What P3 would recommend, with a bit of urgency, is that a player like Steph would have rigorous baseline assessments on the servers, taken every few months for years. If those assessments are on P3’s servers, they could compare Steph’s movement to a thousand other NBA players, or hundreds of other guards, and know how his lateral slides, jab steps, and braking ability compare right now to the very players he’ll be guarding when he’s back on the court. If those assessments are only on the Warriors servers, though, the team could at the very least follow P3’s tip-top recommendation: return Steph to play when Steph moves like Steph. When he landed well, his left ankle moved in a certain range of motion, and absorbed a certain number of Newtons of force. Can he still do that? And so on, up through his body.
There’s a story in Ballistic about when Derrick Rose returned from ACL tear. The breathless media reports hyped all the muscle he had added, and how much higher he was jumping. In Marcus’s view, those were unimportant measures. Instead, the key was to see if he had developed risky new compensation patterns. Ten games into his return, Rose tore the meniscus in his other knee, which ultimately proved to be more troublesome. He was never an MVP candidate again. These sports tragedies keep Marcus up at night.

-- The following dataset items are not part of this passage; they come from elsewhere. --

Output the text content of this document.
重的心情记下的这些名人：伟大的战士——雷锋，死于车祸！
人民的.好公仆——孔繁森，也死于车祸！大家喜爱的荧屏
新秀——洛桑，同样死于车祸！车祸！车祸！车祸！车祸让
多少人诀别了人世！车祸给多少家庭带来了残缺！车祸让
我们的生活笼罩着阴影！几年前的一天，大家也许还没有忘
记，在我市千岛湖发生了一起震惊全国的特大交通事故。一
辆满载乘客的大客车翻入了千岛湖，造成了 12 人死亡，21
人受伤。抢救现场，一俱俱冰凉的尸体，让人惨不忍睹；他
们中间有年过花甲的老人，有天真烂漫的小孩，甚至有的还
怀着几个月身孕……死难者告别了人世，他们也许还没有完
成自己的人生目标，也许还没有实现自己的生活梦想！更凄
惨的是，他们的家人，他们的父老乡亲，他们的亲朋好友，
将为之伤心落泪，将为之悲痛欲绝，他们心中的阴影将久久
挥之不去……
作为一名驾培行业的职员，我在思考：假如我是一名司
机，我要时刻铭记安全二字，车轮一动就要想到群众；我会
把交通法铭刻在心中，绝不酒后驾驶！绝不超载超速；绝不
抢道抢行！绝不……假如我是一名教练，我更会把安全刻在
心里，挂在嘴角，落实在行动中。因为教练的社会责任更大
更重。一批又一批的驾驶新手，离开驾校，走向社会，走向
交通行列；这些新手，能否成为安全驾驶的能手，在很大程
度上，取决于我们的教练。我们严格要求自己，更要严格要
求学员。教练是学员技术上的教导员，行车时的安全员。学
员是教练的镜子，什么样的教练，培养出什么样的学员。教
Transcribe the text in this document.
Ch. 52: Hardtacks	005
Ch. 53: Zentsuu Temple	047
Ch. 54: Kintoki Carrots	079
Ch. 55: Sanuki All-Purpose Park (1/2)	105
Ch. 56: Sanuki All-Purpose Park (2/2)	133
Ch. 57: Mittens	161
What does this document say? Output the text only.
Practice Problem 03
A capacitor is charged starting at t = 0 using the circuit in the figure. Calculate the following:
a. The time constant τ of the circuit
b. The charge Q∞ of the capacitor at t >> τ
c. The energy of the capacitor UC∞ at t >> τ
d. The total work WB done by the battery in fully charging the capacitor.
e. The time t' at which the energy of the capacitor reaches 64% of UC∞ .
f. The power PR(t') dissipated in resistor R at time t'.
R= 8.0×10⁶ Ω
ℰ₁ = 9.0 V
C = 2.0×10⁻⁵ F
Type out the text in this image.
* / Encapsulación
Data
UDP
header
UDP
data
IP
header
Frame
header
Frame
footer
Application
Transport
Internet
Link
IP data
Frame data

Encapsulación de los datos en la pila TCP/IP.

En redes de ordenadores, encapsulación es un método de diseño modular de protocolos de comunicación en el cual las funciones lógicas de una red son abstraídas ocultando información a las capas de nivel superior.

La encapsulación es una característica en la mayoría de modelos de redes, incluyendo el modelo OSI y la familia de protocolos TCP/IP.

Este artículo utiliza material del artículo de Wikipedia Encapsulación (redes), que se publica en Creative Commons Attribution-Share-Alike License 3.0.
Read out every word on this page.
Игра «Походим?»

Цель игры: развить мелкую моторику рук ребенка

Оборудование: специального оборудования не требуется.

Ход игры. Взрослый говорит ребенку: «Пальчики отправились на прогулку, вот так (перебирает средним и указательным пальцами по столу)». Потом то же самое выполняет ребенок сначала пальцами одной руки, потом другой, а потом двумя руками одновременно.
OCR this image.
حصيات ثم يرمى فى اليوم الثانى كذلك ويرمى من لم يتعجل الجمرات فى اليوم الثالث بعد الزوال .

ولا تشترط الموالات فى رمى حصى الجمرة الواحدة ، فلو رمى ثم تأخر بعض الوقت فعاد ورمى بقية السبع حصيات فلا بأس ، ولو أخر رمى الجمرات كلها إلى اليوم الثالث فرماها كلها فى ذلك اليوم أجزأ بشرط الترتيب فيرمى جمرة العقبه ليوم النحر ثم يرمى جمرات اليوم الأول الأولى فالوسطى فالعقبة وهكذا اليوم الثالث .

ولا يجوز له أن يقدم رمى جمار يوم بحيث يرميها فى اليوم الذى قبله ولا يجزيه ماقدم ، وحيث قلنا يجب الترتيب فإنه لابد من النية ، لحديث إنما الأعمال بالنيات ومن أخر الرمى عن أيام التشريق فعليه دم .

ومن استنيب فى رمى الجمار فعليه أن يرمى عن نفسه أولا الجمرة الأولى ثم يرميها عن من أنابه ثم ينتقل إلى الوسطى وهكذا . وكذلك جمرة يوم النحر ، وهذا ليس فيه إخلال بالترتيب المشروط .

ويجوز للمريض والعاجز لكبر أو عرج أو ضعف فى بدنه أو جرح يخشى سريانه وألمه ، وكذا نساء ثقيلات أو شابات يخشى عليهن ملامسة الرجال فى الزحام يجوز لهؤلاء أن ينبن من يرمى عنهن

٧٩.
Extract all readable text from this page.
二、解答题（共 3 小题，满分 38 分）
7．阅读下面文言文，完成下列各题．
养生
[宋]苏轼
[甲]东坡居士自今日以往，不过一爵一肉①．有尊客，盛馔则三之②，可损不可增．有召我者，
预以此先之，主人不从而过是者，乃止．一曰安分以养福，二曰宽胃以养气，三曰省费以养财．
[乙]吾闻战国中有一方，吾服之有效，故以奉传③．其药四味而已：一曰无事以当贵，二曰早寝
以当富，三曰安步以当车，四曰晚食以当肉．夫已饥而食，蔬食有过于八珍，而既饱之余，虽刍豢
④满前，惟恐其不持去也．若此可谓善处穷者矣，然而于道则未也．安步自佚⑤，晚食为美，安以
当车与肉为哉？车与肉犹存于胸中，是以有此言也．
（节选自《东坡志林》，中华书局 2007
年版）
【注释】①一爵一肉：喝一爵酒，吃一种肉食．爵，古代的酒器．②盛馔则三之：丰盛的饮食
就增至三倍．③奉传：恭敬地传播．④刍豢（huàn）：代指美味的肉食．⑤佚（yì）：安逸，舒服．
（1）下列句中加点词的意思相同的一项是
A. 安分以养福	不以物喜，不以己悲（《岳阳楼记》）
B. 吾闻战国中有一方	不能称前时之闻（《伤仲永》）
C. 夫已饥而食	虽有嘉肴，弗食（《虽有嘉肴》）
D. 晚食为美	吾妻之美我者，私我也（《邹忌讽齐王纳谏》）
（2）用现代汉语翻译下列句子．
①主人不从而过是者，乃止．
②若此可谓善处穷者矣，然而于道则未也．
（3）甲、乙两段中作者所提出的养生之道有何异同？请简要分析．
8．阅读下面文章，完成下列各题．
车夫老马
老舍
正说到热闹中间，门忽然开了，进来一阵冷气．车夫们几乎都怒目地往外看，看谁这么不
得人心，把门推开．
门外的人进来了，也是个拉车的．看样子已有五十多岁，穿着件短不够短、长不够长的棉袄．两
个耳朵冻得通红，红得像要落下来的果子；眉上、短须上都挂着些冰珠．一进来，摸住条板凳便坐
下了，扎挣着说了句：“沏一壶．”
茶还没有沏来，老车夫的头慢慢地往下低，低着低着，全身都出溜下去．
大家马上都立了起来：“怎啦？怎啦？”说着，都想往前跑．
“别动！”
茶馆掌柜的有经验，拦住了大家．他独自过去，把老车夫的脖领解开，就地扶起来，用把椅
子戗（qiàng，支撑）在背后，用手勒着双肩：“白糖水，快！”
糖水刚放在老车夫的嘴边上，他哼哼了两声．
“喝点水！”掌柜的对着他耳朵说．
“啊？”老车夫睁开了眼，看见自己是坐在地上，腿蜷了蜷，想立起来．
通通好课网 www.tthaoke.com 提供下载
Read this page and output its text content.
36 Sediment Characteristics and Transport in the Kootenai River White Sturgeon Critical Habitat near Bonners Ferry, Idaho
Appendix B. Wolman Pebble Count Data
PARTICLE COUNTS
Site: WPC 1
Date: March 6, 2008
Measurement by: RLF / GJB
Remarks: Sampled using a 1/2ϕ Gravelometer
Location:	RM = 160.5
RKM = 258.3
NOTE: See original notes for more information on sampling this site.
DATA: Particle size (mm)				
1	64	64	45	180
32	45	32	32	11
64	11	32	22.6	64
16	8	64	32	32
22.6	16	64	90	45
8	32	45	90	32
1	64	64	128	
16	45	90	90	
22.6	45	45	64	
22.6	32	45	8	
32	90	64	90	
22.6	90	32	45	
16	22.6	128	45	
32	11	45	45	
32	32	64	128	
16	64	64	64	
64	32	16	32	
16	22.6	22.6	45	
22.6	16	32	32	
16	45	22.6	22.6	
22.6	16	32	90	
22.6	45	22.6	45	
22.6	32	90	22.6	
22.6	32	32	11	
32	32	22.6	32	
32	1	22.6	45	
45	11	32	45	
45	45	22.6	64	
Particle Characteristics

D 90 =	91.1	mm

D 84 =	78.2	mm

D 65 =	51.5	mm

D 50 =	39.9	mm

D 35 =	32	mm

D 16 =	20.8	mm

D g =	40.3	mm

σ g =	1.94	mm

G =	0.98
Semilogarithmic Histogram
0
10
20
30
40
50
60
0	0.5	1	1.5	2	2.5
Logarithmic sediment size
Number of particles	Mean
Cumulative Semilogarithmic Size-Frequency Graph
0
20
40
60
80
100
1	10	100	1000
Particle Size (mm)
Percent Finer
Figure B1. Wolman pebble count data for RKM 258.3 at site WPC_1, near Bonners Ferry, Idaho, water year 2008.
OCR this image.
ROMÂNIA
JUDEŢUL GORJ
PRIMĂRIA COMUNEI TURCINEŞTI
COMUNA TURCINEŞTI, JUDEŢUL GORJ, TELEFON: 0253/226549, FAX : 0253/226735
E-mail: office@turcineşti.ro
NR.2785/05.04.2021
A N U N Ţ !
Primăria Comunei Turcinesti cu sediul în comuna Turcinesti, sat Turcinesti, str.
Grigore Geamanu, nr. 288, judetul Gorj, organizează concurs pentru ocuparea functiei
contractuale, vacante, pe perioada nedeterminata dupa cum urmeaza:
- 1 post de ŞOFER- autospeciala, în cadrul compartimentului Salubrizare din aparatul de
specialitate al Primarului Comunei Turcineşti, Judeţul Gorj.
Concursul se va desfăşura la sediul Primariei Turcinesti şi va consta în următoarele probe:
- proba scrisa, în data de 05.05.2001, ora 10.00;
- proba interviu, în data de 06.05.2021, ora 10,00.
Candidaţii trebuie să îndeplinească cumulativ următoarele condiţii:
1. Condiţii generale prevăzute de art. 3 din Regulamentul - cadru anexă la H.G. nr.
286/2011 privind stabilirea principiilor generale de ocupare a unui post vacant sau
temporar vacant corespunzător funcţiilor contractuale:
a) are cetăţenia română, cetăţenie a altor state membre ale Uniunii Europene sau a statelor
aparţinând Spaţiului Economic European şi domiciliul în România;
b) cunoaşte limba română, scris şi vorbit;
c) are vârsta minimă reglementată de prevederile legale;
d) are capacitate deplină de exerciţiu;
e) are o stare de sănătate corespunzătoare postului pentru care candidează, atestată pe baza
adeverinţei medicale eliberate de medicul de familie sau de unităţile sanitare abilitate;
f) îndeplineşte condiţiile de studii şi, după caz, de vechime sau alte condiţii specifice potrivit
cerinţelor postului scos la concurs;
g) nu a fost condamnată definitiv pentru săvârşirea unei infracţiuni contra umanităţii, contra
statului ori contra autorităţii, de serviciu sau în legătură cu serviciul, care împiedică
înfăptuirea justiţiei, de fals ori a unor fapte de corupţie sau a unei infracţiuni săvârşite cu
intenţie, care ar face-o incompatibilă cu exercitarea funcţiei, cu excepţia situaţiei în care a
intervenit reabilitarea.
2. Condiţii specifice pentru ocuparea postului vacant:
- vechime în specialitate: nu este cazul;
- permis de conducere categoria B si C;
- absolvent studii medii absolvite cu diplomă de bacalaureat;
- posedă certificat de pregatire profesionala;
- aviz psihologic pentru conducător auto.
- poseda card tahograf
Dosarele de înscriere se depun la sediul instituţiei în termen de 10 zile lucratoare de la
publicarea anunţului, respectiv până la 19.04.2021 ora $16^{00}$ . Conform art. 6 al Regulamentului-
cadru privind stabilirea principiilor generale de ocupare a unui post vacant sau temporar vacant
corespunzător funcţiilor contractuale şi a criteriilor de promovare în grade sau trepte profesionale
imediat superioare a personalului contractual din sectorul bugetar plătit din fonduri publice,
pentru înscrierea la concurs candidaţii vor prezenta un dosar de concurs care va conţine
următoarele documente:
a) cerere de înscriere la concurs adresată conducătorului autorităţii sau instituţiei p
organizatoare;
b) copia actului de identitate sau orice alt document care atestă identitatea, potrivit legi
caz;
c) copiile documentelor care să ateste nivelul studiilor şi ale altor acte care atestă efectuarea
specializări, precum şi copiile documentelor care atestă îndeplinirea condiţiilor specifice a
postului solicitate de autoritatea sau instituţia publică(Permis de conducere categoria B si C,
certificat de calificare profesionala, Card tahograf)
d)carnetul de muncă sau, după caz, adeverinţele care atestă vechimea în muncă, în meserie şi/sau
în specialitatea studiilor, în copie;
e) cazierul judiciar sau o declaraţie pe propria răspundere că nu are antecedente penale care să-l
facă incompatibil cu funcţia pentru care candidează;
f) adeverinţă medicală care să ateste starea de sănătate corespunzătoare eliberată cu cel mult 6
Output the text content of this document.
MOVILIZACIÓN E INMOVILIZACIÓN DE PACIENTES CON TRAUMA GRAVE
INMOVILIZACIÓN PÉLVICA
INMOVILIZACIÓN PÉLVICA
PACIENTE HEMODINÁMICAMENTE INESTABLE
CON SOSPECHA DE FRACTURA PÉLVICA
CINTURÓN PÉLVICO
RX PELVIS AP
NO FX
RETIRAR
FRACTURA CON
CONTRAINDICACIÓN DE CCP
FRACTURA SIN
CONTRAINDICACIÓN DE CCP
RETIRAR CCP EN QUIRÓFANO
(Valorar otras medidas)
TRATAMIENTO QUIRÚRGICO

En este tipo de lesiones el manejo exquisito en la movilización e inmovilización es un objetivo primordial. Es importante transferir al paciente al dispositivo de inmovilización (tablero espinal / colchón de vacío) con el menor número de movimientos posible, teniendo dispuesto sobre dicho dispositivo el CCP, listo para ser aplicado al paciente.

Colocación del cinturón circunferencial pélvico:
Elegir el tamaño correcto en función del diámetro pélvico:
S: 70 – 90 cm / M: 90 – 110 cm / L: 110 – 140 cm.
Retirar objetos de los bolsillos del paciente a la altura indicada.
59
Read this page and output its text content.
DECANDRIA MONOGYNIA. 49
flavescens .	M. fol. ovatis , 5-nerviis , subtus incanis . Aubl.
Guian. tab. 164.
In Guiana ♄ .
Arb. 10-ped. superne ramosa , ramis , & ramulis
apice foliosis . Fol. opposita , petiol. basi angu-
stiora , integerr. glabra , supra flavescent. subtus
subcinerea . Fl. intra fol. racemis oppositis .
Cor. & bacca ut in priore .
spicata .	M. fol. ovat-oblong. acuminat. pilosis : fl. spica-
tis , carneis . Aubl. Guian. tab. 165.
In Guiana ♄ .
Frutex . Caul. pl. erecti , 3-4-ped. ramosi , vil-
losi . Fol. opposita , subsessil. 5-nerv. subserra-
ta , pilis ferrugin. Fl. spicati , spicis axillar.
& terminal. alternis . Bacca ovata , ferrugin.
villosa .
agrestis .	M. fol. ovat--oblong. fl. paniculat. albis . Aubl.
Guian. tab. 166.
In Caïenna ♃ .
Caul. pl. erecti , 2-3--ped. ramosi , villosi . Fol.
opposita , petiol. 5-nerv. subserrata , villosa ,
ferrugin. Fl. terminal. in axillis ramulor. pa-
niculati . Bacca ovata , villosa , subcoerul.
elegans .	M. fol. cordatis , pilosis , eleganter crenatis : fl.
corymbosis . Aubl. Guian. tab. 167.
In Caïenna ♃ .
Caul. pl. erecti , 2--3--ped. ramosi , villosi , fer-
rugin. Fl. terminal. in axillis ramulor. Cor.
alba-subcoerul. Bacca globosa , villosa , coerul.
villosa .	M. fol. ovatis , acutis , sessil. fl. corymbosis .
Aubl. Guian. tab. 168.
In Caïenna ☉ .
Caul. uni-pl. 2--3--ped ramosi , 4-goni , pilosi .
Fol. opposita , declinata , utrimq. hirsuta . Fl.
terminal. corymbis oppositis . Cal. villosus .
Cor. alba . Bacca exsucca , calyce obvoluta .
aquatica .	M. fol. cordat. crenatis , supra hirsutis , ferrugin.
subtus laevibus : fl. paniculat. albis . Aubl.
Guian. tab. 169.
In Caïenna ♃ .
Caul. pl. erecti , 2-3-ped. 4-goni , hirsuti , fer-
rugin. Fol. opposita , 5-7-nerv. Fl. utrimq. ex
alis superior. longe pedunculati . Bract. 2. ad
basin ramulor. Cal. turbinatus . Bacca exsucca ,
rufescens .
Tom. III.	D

A few years later, another Bulls guard coming off an ACL surgery, Zach LaVine, was also said to be jumping five inches higher. Overwhelmed by the nature of history repeating itself, Marcus called the Bulls who were receptive. LaVine returned to Santa Barbara, went through a full assessment, and emerged as an amazing mover with a ton of new injury risks to his uninjured leg.
P3 recommended a delay in LaVine’s return to play, as he took on new kinds of workouts. LaVine did ankle hops, pogos, and skaters to retrain LaVine’s ground-foot interactions; calf raises and isometric calf holds to increase ankle stiffness; and an array of posterior chain work to encourage LaVine’s hips to absorb the force of landing. It took several weeks, but LaVine’s P3 assessment numbers improved dramatically, and he returned to the court and played several years without a meaningful injury.
The new NBA collective bargaining agreement includes granular movement assessments for every player four times a year. The league is on board with the P3 approach. But it’s just getting off the ground; the facilities are being installed, and the systems calibrated. Everyone knows what the future of return-to-play decisions will be like. The question for Steph and the Warriors, though, is how do they handle this in the present?